A relation between the domain of $A$ and the domain of $\bar A$

Question

Let $A$ be an operator: $$ A:D(A)\to R(A) $$ where $D(A)$ and $R(A)$ are respectively the domain and the range of $A$ and they are subspaces of a Hilbert spcae $(H,\|\|)$.

Suppose that $A$ is a closable operator, prove that the domain $D(\bar A)$ can be obtained as the closure of $D(A)$ by the norm $(\|Au\|^2+\|u\|^2)^{\frac 1 2}$ where $\bar A$ is the smallest closed extension of the operator $A$. My problem is that I can't figure out how the domain $D(\bar A)$ can be obtained from an other domain $D(A)$, what can be the relation ? any help or simply a hint will be great thank you for your time.

Answer 1

By definition, the graph of $\overline{A}$ is the closure of the graph of $A$. That means $(x,y)$ is in the graph of $\overline{A}$ iff there is a sequence $x_n \in D(A)$ such that ...

Answer 2

What I am going to say isn't anything new, but sometimes it helps to look more abstractly to see the big picture. Consider a linear map $A : \mathcal{D}(A) \subseteq X \rightarrow Y$ where $X$ and $Y$ are Banach spaces.
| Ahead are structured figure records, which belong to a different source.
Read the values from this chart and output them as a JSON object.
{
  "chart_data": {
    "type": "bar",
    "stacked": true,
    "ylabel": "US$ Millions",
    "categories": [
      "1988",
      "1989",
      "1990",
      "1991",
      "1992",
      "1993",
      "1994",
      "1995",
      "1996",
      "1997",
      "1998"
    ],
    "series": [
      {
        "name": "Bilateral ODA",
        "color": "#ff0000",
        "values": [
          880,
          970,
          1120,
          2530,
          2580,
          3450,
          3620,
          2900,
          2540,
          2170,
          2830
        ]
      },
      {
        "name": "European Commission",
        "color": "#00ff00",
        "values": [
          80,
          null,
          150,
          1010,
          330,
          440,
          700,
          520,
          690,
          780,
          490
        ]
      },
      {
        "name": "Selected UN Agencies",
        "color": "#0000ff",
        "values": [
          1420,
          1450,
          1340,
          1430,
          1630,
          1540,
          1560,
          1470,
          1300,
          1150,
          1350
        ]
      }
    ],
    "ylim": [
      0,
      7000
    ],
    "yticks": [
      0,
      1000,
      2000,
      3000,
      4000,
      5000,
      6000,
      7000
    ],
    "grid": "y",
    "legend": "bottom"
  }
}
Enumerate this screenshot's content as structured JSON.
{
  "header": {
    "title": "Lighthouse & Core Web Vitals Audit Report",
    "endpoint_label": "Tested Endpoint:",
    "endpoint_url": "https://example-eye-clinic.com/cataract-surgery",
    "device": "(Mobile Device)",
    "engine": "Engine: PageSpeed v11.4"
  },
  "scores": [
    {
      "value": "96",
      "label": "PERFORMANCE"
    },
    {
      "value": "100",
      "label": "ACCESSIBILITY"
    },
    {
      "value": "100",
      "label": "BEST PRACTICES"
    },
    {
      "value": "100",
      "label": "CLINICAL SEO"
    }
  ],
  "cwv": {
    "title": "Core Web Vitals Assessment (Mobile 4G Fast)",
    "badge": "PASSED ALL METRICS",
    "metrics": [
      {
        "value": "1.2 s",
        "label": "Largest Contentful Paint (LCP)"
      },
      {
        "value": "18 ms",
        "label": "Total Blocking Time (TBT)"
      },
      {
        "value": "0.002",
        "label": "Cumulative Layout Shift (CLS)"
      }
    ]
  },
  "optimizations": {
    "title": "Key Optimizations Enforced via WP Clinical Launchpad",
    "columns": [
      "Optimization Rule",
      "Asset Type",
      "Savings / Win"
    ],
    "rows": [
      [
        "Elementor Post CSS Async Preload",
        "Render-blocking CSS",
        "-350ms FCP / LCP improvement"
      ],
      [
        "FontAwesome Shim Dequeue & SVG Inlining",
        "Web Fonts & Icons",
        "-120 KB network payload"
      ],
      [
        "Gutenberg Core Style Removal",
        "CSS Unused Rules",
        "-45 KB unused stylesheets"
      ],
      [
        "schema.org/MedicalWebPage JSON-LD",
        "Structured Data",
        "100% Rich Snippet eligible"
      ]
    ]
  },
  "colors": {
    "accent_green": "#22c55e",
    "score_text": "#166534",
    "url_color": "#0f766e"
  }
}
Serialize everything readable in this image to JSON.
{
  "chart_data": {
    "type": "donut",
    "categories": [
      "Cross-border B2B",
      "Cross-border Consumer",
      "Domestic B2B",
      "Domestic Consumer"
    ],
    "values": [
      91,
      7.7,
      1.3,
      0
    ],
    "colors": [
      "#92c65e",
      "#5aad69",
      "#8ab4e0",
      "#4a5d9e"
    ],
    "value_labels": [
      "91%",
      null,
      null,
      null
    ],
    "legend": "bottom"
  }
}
The graph of $A$ is $\mathscr{G}(A)=\{ (x,Ax) \in X \times Y : x \in \mathcal{D}(A) \}$. The graph is a linear subspace of $X\times Y$.

What's interesting is that any linear subspace $\mathcal{M}$ of $X\times Y$ is a graph $\mathscr{G}(B)$ of some $B:\mathcal{D}(B)\subseteq X\rightarrow Y$ iff the only element of the form $(0,y)$ which is in $\mathcal{M}$ is the one where $y=0$. The domain $\mathcal{D}(B)$ in this case is $\{ x \in X : \exists y \in Y \mbox{ such that } (x,y) \in \mathcal{M} \}$. For $\mathcal{D}(B)$ as defined, there exists a unique $y \in Y$ such that $(x,y) \in \mathcal{M}$ because $(x,y),(x,y')\in\mathcal{M}$ implies $(0,y-y')\in\mathcal{M}$ and, hence, $y-y'=0$. Furthermore this unique correspondence $x\in\mathcal{D}(B)\mapsto y$ is linear because $\mathcal{M}$ is linear (easy exercise.)

When you form the closure $\mathscr{G}(A)^{c}$ in $X\times Y$ of the graph $\mathscr{G}(A)$ of a linear operator $A : \mathcal{D}(A)\subseteq X\rightarrow Y$, you get another graph iff the only element $(0,y) \in\mathscr{G}(A)^{c}$ is where $y=0$. If that is the case, then $\mathscr{G}(A)^{c}=\mathscr{G}(\overline{A})$ for a unique operator $\overline{A} : \mathcal{D}(\overline{A})\subseteq X \rightarrow Y$. The domain of $\overline{A}$ is the set of all first coordinates in the subspace $\mathscr{G}(A)^{c}$, which is the most that you can say in general.